Au Cameroun, la question de la succession du président Paul Biya, au pouvoir depuis plus de quatre décennies, alimente les spéculations. Mais au sein même du cercle familial, une lutte sourde et impitoyable oppose deux figures clés : son fils Franck Biya et son épouse Chantal Biya.
Cette rivalité, longtemps restée discrète, s’intensifie à mesure que l’état de santé du chef de l’État suscite des interrogations. Franck Biya, discret et peu exposé médiatiquement, incarne une option dynastique, tandis que Chantal Biya, influente et proche des cercles du pouvoir, défend ses propres intérêts et ceux de son clan.
Les deux camps tentent de verrouiller l’accès au palais et de s’attirer les faveurs des barons du régime.
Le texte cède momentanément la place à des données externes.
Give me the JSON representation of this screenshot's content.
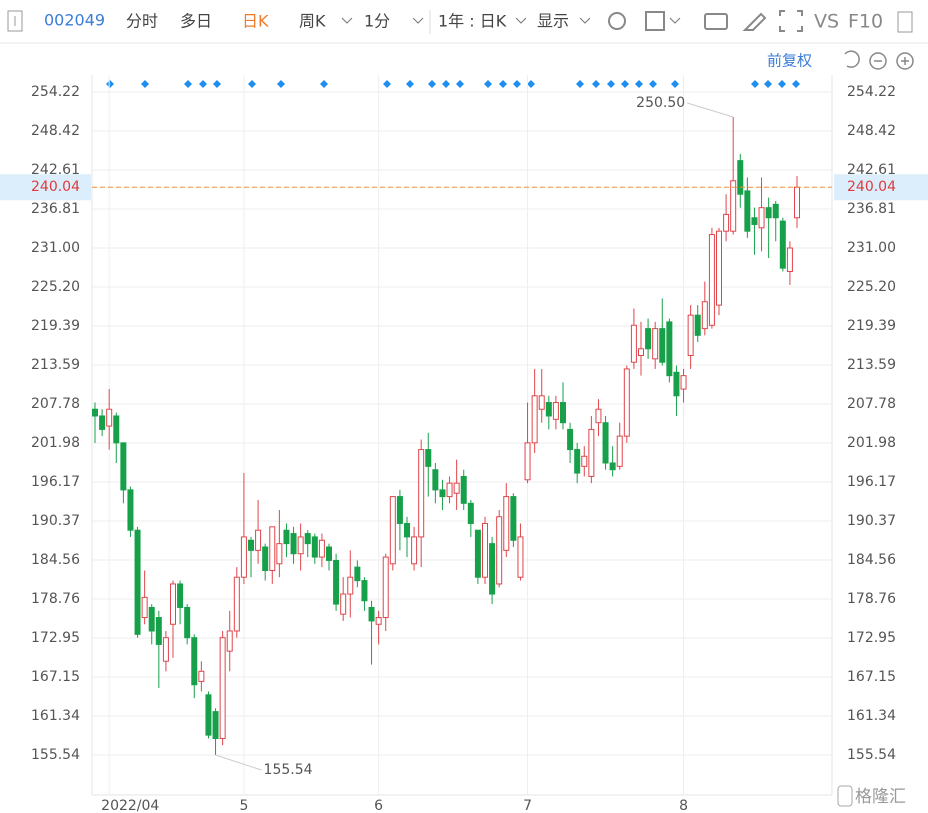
{
  "toolbar": {
    "code": "002049",
    "tabs": [
      "分时",
      "多日",
      "日K",
      "周K",
      "1分",
      "1年 : 日K",
      "显示"
    ],
    "vs": "VS",
    "f10": "F10"
  },
  "adjust": "前复权",
  "watermark": "格隆汇",
  "chart_data": {
    "type": "candlestick",
    "categories": [
      null,
      null,
      "2022/04",
      null,
      null,
      null,
      null,
      null,
      null,
      null,
      null,
      null,
      null,
      null,
      null,
      null,
      null,
      null,
      null,
      null,
      null,
      "5",
      null,
      null,
      null,
      null,
      null,
      null,
      null,
      null,
      null,
      null,
      null,
      null,
      null,
      null,
      null,
      null,
      null,
      null,
      "6",
      null,
      null,
      null,
      null,
      null,
      null,
      null,
      null,
      null,
      null,
      null,
      null,
      null,
      null,
      null,
      null,
      null,
      null,
      null,
      null,
      "7",
      null,
      null,
      null,
      null,
      null,
      null,
      null,
      null,
      null,
      null,
      null,
      null,
      null,
      null,
      null,
      null,
      null,
      null,
      null,
      null,
      null,
      "8",
      null,
      null,
      null,
      null,
      null,
      null,
      null,
      null,
      null,
      null,
      null,
      null,
      null,
      null,
      null,
      null
    ],
    "open": [
      207,
      206,
      204.5,
      206,
      202,
      195,
      189,
      176,
      177.5,
      176,
      169.5,
      175,
      181,
      177.5,
      173,
      166.5,
      164.5,
      162,
      158,
      171,
      174,
      182,
      187.5,
      186,
      186.5,
      183,
      184,
      189,
      188.5,
      185.5,
      188.5,
      188,
      185,
      186.5,
      184.5,
      176.5,
      179.5,
      183.5,
      181.5,
      177.5,
      175,
      176,
      184,
      194,
      190,
      184,
      188,
      201,
      198,
      195,
      194,
      194.5,
      197,
      193,
      189,
      182,
      187,
      181,
      186,
      194,
      182,
      196.5,
      202,
      207,
      208,
      205.5,
      208,
      204,
      201,
      198.5,
      197,
      205,
      205,
      199,
      198.5,
      203,
      214,
      215,
      219,
      214.5,
      219,
      220,
      212.5,
      210,
      215,
      221,
      219,
      219.5,
      222.5,
      233.5,
      233.5,
      244,
      239.5,
      235.5,
      234,
      237,
      237.5,
      235,
      227.5,
      235.5
    ],
    "high": [
      208,
      207,
      210,
      206.5,
      202,
      195.5,
      189.5,
      183,
      178,
      177,
      174,
      181.5,
      181.5,
      178,
      173.5,
      169.5,
      165,
      162.5,
      174,
      177,
      183.5,
      197.5,
      188,
      193.5,
      187,
      189.5,
      192,
      190,
      189.5,
      190,
      189,
      188.5,
      188.5,
      187,
      185.5,
      182,
      186,
      184.5,
      182,
      178.5,
      177,
      185.5,
      194,
      195,
      191,
      189.5,
      202.5,
      203.5,
      199,
      196.5,
      197,
      199.5,
      198,
      193.5,
      189,
      191,
      188,
      192,
      196,
      194.5,
      190,
      208,
      213,
      213,
      209,
      209,
      211,
      205,
      202,
      201.5,
      206,
      208.5,
      206,
      201.5,
      205,
      213.5,
      222,
      220,
      220.5,
      220,
      223.5,
      220.5,
      213.5,
      213,
      222.5,
      222.5,
      226,
      234,
      234,
      239,
      250.5,
      245,
      241.5,
      237,
      241.5,
      238.5,
      238,
      235.5,
      232,
      241.7
    ],
    "low": [
      202,
      203,
      201,
      199,
      193,
      188,
      173,
      175,
      172,
      165.5,
      168,
      170,
      175,
      172,
      164,
      165,
      158,
      155.54,
      157,
      168,
      173,
      181,
      182,
      184,
      181.5,
      181,
      182,
      185,
      184,
      183,
      185,
      184,
      183.5,
      183,
      177,
      175.5,
      176,
      180.5,
      177,
      169,
      172,
      174,
      183,
      186,
      185,
      183,
      183.5,
      194,
      193,
      192,
      193,
      192,
      192,
      188,
      181,
      181,
      178,
      180.5,
      185,
      186.5,
      181.5,
      196,
      200.5,
      205,
      204,
      204,
      204,
      199,
      196,
      197,
      196,
      203,
      198,
      197,
      198,
      202,
      213,
      212,
      214.5,
      213,
      213.5,
      211,
      206,
      208,
      213,
      217,
      218,
      219,
      221,
      232,
      233,
      237,
      232.5,
      230,
      230.5,
      229.5,
      232,
      227.5,
      225.5,
      234
    ],
    "close": [
      206,
      204,
      207,
      202,
      195,
      189,
      173.5,
      179,
      174,
      172,
      173,
      181,
      177.5,
      173,
      166,
      168,
      158.5,
      158,
      173,
      174,
      182,
      188,
      186,
      189,
      183,
      189.5,
      187,
      187,
      185.5,
      188,
      187,
      185,
      187.5,
      184.5,
      178,
      179.5,
      182,
      181.5,
      178.5,
      175.5,
      176,
      185,
      194,
      190,
      188,
      188,
      201,
      198.5,
      195,
      194,
      196,
      196,
      193,
      190,
      182,
      190,
      179.5,
      191,
      194,
      187.5,
      188,
      202,
      209,
      209,
      206,
      208,
      205,
      201,
      197.5,
      200,
      204,
      207,
      199,
      198,
      203,
      213,
      219.5,
      216,
      216,
      219,
      214,
      212,
      209,
      212,
      221,
      218,
      223,
      233,
      233.5,
      236,
      241,
      239,
      233.5,
      234.5,
      237,
      235.5,
      235.5,
      228,
      231,
      240.04
    ],
    "up_color": "#e0454b",
    "down_color": "#17a04a",
    "ylim": [
      149.59,
      261.21
    ],
    "yticks": [
      254.22,
      248.42,
      242.61,
      236.81,
      {
        "value": 231,
        "label": "231.00"
      },
      {
        "value": 225.2,
        "label": "225.20"
      },
      219.39,
      213.59,
      207.78,
      201.98,
      196.17,
      190.37,
      184.56,
      178.76,
      172.95,
      167.15,
      161.34,
      155.54
    ],
    "last_price": {
      "value": 240.04,
      "label": "240.04"
    },
    "annotations": [
      {
        "value": 250.5,
        "label": "250.50"
      },
      {
        "value": 155.54,
        "label": "155.54"
      }
    ]
  }
}
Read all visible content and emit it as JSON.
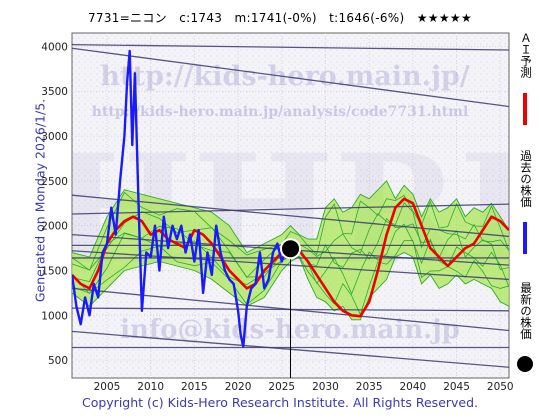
{
  "header": {
    "title": "7731=ニコン　c:1743　m:1741(-0%)　t:1646(-6%)　★★★★★"
  },
  "ylabel": "Generated on Monday 2026/1/5.",
  "footer": "Copyright (c) Kids-Hero Research Institute. All Rights Reserved.",
  "watermarks": {
    "site": "http://kids-hero.main.jp/",
    "page": "http://kids-hero.main.jp/analysis/code7731.html",
    "email": "info@kids-hero.main.jp",
    "logo": "HHRI"
  },
  "legend": {
    "ai": "ＡＩ予測",
    "past": "過去の株価",
    "latest": "最新の株価"
  },
  "colors": {
    "past": "#1a1aff",
    "ai": "#ee0000",
    "band_fill": "#a6e64d",
    "band_line": "#2eaa2e",
    "trend": "#3b3b6e",
    "dot": "#000000"
  },
  "chart_data": {
    "type": "line",
    "xlim": [
      2001,
      2051
    ],
    "ylim": [
      300,
      4150
    ],
    "xticks": [
      2005,
      2010,
      2015,
      2020,
      2025,
      2030,
      2035,
      2040,
      2045,
      2050
    ],
    "yticks": [
      500,
      1000,
      1500,
      2000,
      2500,
      3000,
      3500,
      4000
    ],
    "grid": true,
    "current": {
      "x": 2026.0,
      "y": 1743
    },
    "series": [
      {
        "name": "過去の株価",
        "x": [
          2001,
          2001.5,
          2002,
          2002.5,
          2003,
          2003.5,
          2004,
          2004.5,
          2005,
          2005.5,
          2006,
          2006.5,
          2007,
          2007.3,
          2007.6,
          2007.9,
          2008.2,
          2008.6,
          2009,
          2009.5,
          2010,
          2010.5,
          2011,
          2011.5,
          2012,
          2012.5,
          2013,
          2013.5,
          2014,
          2014.5,
          2015,
          2015.5,
          2016,
          2016.5,
          2017,
          2017.5,
          2018,
          2018.5,
          2019,
          2019.5,
          2020,
          2020.3,
          2020.6,
          2021,
          2021.5,
          2022,
          2022.5,
          2023,
          2023.5,
          2024,
          2024.5,
          2025,
          2025.5,
          2026
        ],
        "y": [
          1450,
          1100,
          900,
          1200,
          1000,
          1350,
          1200,
          1700,
          1800,
          2200,
          1900,
          2500,
          3000,
          3600,
          3950,
          2900,
          3700,
          2300,
          1050,
          1700,
          1650,
          2000,
          1500,
          2100,
          1750,
          2000,
          1850,
          2000,
          1700,
          1900,
          1600,
          1950,
          1250,
          1700,
          1450,
          2000,
          1700,
          1500,
          1400,
          1350,
          1050,
          780,
          650,
          1100,
          1300,
          1350,
          1700,
          1300,
          1400,
          1700,
          1800,
          1600,
          1750,
          1743
        ]
      },
      {
        "name": "ＡＩ予測",
        "x": [
          2001,
          2002,
          2003,
          2004,
          2005,
          2006,
          2007,
          2008,
          2009,
          2010,
          2011,
          2012,
          2013,
          2014,
          2015,
          2016,
          2017,
          2018,
          2019,
          2020,
          2021,
          2022,
          2023,
          2024,
          2025,
          2026,
          2027,
          2028,
          2029,
          2030,
          2031,
          2032,
          2033,
          2034,
          2035,
          2036,
          2037,
          2038,
          2039,
          2040,
          2041,
          2042,
          2043,
          2044,
          2045,
          2046,
          2047,
          2048,
          2049,
          2050,
          2051
        ],
        "y": [
          1450,
          1350,
          1300,
          1500,
          1800,
          1950,
          2050,
          2100,
          2050,
          1900,
          1950,
          1850,
          1800,
          1750,
          1950,
          1900,
          1800,
          1650,
          1500,
          1400,
          1300,
          1350,
          1500,
          1600,
          1700,
          1780,
          1720,
          1600,
          1450,
          1300,
          1150,
          1050,
          1000,
          990,
          1150,
          1500,
          1900,
          2200,
          2300,
          2250,
          2000,
          1750,
          1650,
          1550,
          1650,
          1750,
          1800,
          1950,
          2100,
          2050,
          1950
        ]
      },
      {
        "name": "band_upper",
        "x": [
          2001,
          2003,
          2005,
          2007,
          2009,
          2011,
          2013,
          2015,
          2017,
          2019,
          2021,
          2023,
          2025,
          2026,
          2027,
          2028,
          2029,
          2030,
          2031,
          2032,
          2033,
          2034,
          2035,
          2036,
          2037,
          2038,
          2039,
          2040,
          2041,
          2042,
          2043,
          2044,
          2045,
          2046,
          2047,
          2048,
          2049,
          2050,
          2051
        ],
        "y": [
          1700,
          1650,
          2100,
          2400,
          2350,
          2300,
          2250,
          2200,
          2150,
          2000,
          1700,
          1800,
          1900,
          2000,
          1900,
          1850,
          1850,
          2200,
          2300,
          2150,
          2200,
          2350,
          2300,
          2400,
          2500,
          2300,
          2450,
          2350,
          2100,
          2300,
          2150,
          2200,
          2300,
          2100,
          2200,
          2150,
          2250,
          2100,
          1950
        ]
      },
      {
        "name": "band_lower",
        "x": [
          2001,
          2003,
          2005,
          2007,
          2009,
          2011,
          2013,
          2015,
          2017,
          2019,
          2021,
          2023,
          2025,
          2026,
          2027,
          2028,
          2029,
          2030,
          2031,
          2032,
          2033,
          2034,
          2035,
          2036,
          2037,
          2038,
          2039,
          2040,
          2041,
          2042,
          2043,
          2044,
          2045,
          2046,
          2047,
          2048,
          2049,
          2050,
          2051
        ],
        "y": [
          1250,
          1100,
          1300,
          1500,
          1550,
          1600,
          1550,
          1500,
          1400,
          1250,
          1100,
          1200,
          1500,
          1600,
          1650,
          1400,
          1200,
          1150,
          1050,
          1100,
          950,
          950,
          1200,
          1300,
          1400,
          1650,
          1700,
          1650,
          1350,
          1450,
          1300,
          1350,
          1450,
          1350,
          1400,
          1350,
          1300,
          1150,
          1100
        ]
      }
    ],
    "trend_lines": [
      [
        [
          2001,
          4020
        ],
        [
          2051,
          3960
        ]
      ],
      [
        [
          2001,
          3980
        ],
        [
          2051,
          3330
        ]
      ],
      [
        [
          2001,
          2340
        ],
        [
          2051,
          1880
        ]
      ],
      [
        [
          2001,
          2130
        ],
        [
          2051,
          2240
        ]
      ],
      [
        [
          2001,
          1900
        ],
        [
          2051,
          1560
        ]
      ],
      [
        [
          2001,
          1780
        ],
        [
          2051,
          1780
        ]
      ],
      [
        [
          2001,
          1640
        ],
        [
          2051,
          1640
        ]
      ],
      [
        [
          2001,
          1720
        ],
        [
          2051,
          1400
        ]
      ],
      [
        [
          2001,
          1300
        ],
        [
          2051,
          830
        ]
      ],
      [
        [
          2001,
          1080
        ],
        [
          2051,
          1050
        ]
      ],
      [
        [
          2001,
          820
        ],
        [
          2051,
          420
        ]
      ],
      [
        [
          2001,
          640
        ],
        [
          2051,
          640
        ]
      ]
    ]
  }
}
Franck Biya s’appuie sur un réseau de fidèles, notamment au sein de l’administration et de l’armée, tandis que Chantal Biya, forte de ses relations dans les milieux d’affaires et diplomatiques, cherche à imposer son propre agenda.
Cette guerre de succession, qui se joue dans l’ombre, fragilise un peu plus un système politique déjà miné par les luttes internes. L’issue de ce duel pourrait déterminer l’avenir du Cameroun pour les années à venir.